Al Colby (Glenn Ford) is a down-on-his-luck guy in Havana, staying in a cheap hotel, drinking in a cheap bar and always waiting for a check in the mail. One afternoon he meets a sultry young woman, Anna Luz (Patricia Medina) who spins a tale for him. He winds up in what he thinks is her home. It turns out to be the home of a very fat, very ill man, Thomas Berrien (Francis L. Sullivan), who describes himself as an "antiquarian." He has a proposition for Colby. Take a small package and bring it into Mexico. They'll meet in Oaxaca, Colby will return the package and Berrien will give him $1,000. Colby is no fool, but he needs the money. Colby agrees, and then finds himself in the middle of a gold hunt for lost Zapotec treasure and having to deal with a group of suspicious and sometimes dangerous hunters who include a ruthless, blond Irishman (Sean McClory), who knows a lot about the Zapotec, an often-drunk young American woman (Diana Lynn) who thinks getting even is almost as good as love, and a respected Mexican Zapotec expert and his son. To make it even more complex, Berrien died of heart failure, probably, on the trip to Mexico. Colby, after he arrives in Oaxaca and opens the package, is smart enough to know that the disc of carved jade and the three pages of mixed Zapotec and Spanish, printed on fragmenting parchment, just might hold the key to more riches Colby has ever dreamed of. And still in the mix is Anna Luz. She is determined to secure the pages and is dealing with obligations she doesn't want to share with Colby.

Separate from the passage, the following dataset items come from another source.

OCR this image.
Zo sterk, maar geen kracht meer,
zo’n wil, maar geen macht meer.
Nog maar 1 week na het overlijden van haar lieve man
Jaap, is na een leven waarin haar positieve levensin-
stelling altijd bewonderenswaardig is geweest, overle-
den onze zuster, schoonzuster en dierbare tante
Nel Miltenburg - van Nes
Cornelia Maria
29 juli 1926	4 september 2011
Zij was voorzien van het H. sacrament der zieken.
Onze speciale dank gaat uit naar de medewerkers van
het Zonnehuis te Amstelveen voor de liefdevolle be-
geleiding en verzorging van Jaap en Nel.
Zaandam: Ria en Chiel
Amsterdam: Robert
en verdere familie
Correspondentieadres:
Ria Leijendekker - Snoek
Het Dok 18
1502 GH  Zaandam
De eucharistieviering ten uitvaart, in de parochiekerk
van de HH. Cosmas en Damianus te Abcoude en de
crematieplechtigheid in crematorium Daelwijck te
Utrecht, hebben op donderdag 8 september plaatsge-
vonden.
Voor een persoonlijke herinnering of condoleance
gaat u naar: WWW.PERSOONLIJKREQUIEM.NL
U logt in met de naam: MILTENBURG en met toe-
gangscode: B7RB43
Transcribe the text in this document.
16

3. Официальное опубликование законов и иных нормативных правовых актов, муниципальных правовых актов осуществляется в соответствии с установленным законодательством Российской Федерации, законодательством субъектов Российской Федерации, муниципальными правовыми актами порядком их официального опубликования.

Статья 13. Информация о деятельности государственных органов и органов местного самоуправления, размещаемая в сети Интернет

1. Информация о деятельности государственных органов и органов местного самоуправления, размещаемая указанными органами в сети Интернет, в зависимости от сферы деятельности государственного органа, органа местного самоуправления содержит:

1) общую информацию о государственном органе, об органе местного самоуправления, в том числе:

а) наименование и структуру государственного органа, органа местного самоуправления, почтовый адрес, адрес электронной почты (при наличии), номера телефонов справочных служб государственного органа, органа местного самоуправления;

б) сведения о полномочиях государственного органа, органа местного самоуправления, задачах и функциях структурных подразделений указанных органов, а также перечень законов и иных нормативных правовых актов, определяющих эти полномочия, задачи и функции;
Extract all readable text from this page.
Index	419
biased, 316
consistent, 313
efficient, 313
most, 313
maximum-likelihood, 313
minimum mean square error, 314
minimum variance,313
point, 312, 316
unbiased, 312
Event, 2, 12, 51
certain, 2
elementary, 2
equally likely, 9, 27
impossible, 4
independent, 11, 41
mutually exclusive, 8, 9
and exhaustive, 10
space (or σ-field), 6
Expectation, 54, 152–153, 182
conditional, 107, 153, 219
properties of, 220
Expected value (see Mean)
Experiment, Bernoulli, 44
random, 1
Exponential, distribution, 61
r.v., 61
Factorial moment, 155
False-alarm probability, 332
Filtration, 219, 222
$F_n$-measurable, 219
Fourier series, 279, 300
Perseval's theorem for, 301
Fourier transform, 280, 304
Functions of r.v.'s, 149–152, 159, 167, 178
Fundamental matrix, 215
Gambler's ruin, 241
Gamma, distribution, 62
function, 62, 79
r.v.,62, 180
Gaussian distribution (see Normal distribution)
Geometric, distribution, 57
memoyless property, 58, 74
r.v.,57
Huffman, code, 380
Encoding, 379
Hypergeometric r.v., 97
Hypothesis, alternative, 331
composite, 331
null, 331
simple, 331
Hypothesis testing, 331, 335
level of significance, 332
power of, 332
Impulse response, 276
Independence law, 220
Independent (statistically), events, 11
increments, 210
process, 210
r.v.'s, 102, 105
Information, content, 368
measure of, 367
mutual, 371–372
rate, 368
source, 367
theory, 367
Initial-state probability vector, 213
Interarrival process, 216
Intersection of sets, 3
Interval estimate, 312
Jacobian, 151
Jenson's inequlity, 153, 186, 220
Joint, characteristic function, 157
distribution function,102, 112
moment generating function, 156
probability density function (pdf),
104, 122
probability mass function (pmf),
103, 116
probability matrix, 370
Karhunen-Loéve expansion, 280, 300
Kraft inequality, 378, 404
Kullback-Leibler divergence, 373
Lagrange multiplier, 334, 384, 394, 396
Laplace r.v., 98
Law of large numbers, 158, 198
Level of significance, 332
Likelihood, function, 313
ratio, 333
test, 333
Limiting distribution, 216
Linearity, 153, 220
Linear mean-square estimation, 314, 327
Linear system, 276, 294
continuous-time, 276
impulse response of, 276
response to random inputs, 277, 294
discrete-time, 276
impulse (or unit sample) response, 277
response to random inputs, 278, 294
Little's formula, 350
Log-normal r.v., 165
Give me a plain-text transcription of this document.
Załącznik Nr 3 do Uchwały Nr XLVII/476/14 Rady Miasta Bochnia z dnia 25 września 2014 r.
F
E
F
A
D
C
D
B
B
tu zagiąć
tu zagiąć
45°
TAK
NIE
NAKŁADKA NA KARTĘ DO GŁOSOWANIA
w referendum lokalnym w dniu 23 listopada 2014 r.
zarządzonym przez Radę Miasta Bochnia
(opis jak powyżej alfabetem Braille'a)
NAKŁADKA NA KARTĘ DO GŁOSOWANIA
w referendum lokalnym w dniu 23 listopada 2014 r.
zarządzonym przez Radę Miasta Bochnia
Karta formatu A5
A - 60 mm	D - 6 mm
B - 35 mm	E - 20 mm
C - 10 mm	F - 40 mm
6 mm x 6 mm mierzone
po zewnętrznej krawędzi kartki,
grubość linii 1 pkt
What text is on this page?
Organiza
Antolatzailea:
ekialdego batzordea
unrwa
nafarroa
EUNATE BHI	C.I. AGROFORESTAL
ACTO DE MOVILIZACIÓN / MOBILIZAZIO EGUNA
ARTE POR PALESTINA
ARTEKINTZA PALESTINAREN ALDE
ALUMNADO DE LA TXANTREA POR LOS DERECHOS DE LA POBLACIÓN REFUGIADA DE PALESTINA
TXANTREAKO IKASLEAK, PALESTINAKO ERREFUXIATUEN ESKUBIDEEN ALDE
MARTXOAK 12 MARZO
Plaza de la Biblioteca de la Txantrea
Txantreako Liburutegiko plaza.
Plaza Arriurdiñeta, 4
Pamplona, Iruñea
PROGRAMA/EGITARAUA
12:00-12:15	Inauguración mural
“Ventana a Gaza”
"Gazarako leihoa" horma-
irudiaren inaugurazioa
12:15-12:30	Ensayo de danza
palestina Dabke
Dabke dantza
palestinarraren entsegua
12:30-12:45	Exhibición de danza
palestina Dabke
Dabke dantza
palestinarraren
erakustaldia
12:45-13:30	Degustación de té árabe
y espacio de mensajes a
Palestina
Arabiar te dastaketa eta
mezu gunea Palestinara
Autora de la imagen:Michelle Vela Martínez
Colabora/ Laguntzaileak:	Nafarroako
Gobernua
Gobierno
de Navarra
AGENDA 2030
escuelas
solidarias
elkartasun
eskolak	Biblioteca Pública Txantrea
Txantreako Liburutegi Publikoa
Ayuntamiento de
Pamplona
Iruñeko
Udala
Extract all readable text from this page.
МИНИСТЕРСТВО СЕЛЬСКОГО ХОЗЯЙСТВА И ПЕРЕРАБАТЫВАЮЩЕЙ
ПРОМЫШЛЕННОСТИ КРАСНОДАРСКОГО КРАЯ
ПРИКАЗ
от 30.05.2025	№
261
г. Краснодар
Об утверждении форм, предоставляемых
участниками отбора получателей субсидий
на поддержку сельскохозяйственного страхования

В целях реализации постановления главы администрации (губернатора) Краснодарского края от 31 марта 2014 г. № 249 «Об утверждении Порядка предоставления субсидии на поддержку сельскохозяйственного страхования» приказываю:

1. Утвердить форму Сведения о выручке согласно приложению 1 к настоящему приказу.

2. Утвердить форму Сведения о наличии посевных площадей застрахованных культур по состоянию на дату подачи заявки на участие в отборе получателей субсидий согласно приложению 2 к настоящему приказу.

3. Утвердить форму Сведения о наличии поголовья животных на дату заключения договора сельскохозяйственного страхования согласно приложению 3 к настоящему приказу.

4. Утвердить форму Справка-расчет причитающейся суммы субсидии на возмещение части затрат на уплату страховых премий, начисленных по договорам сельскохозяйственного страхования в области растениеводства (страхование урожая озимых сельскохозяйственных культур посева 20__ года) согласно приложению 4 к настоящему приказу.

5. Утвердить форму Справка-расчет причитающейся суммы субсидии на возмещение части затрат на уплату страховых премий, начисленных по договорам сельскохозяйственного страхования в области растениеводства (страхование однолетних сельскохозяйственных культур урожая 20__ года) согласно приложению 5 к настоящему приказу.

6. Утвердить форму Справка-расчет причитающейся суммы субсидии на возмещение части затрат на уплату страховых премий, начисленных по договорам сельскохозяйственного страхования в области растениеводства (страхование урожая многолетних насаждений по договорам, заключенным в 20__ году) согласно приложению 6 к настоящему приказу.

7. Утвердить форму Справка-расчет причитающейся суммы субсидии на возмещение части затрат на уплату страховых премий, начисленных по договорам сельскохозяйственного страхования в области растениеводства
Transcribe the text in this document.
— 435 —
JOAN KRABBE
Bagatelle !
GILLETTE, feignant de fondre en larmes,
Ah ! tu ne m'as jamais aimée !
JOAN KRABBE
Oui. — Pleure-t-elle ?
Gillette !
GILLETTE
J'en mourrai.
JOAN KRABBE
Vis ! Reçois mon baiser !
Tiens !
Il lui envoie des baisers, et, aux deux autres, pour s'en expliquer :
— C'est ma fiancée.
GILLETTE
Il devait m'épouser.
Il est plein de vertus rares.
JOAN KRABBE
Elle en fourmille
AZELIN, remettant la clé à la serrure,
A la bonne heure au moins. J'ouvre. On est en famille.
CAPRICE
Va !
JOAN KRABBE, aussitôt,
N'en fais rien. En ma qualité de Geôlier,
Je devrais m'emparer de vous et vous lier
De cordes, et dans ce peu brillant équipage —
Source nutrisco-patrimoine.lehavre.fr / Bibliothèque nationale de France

Plunder of the Sun is an efficient, fast-paced adventure yarn with a believably smart but tough hero in Glenn Ford. All the characters, including Al Colby, have hidden motives and questionable morals. We're never sure what Colby's game is until we're well into the movie. We know it can't be any worse that Berrien's or the Irishman's.
There are three things I like about the movie. First, it has no pretensions of being anything than what it is, a fast-paced adventure tale with hidden treasure and periodic violence. Second, the location shooting. A good deal of the picture is set in Monte Alban, the great abandoned city of the Zapotec close to Oaxaca. We get plenty of scenes which are set on the huge stone walls and buildings, on the steep, narrow steps, on the playing fields, the sacrificial altars and burial trenches. Some additional scenes are set in Mitla, a Zapotec temple complex nearby. Third, Charles Rooner and the job he does with the minor character of Captain Bergman. Bergman seems to be a German, sweaty, overweight, ingratiating, scrambling for a few pesos and utterly immoral. Rooner, born in Austria, made a career playing in Mexican movies. Watching Bergman eat at a bar, stuffing his mouth, food particles falling, gulping down swallows of beer with his mouth full, makes you have a greater appreciation for pigs. It's a startling bit of acting.
Plunder of the Sun is no long-forgotten classic. Thanks to DVD it is one of those solid but forgotten movies, much better than a programmer, that we have a chance to watch again. The DVD is in fine shape. Extras include an interesting overview of archeological plundering and background on Monte Alban and Mitla by David Carballo, a professor of archeology at the University of Oklahoma. There is a commentary by Frank Thompson and Glenn Ford's son, Peter.
And it would be a shame not to mention David Dodge, the writer who wrote the book on which the movie was based. Dodge was a fine writer of popular novels and travelogues. Five of his detective/adventure stories I like a lot. In addition to Plunder of the Sun (1949), there are two other Al Colby books, The Long Escape (1948) and The Red Tassel (1950), as well as To Catch a Thief (1952), which Hitchcock snapped up, and The Lights of Skaro (1954). Most have been out of print for years, although Plunder has been recently reprinted. If you find a brown-edged, aging paperback or hard back of any of them, the price undoubtedly will be right...so buy it, read it and enjoy.